Presentation copy of the first edition to the great French-Swiss botanist Alphonse Pyramus de Candolle, inscribed in Murray’s clerk’s hand “From the Author”. This is Darwin’s great book on the biology of the emotions and psychological evolution and represents the foundation of the science of ethology. Edward O. Wilson wrote: “this book is rich and accurate enough in interpretation to have served as part of the foundation of modern psychology [and] led in the twentieth century to the development of new disciplines in the behavioral sciences. They include ethology, the study of the whole patterns of behaviors under natural conditions that allow animals to express their complete hereditary range of adaptive behavior; sociobiology, the analysis of the biological basis of all forms of social behavior; and behavioral ecology, the study of the means by which behavior adapts animals to the demands and opportunities of their particular environments” (From So Simple a Beginning, pp 1253-4).

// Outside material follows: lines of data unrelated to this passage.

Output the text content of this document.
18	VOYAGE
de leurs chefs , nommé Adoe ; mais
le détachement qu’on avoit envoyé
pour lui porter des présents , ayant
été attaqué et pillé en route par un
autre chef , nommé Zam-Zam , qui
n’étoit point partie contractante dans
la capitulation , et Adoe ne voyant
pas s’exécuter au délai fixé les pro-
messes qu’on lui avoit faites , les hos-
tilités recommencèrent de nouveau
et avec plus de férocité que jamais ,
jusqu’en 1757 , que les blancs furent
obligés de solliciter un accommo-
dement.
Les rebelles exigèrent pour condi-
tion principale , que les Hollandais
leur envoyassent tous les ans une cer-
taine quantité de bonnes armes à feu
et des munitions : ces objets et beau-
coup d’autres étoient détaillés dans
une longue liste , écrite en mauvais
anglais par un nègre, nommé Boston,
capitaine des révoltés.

Expressions followed Darwin’s Descent of Man, published in 1871, and was originally intended to be a chapter in that work until Darwin expanded it into a major text in itself. “With this book Darwin founded the study of ethology (animal behaviour) and conveyance of information (communication theory), and made a major contribution to psychology” (DSB). The plates are from photographs by O.G. Rejlander, G.B.A. Duchenne de Boulogne, and others. The plates in this copy are numbered in Arabic, presumed to be the first issue. Second issue of the text, with the misprint ‘htat’ on p 208. There are no other textual differences between the two issues.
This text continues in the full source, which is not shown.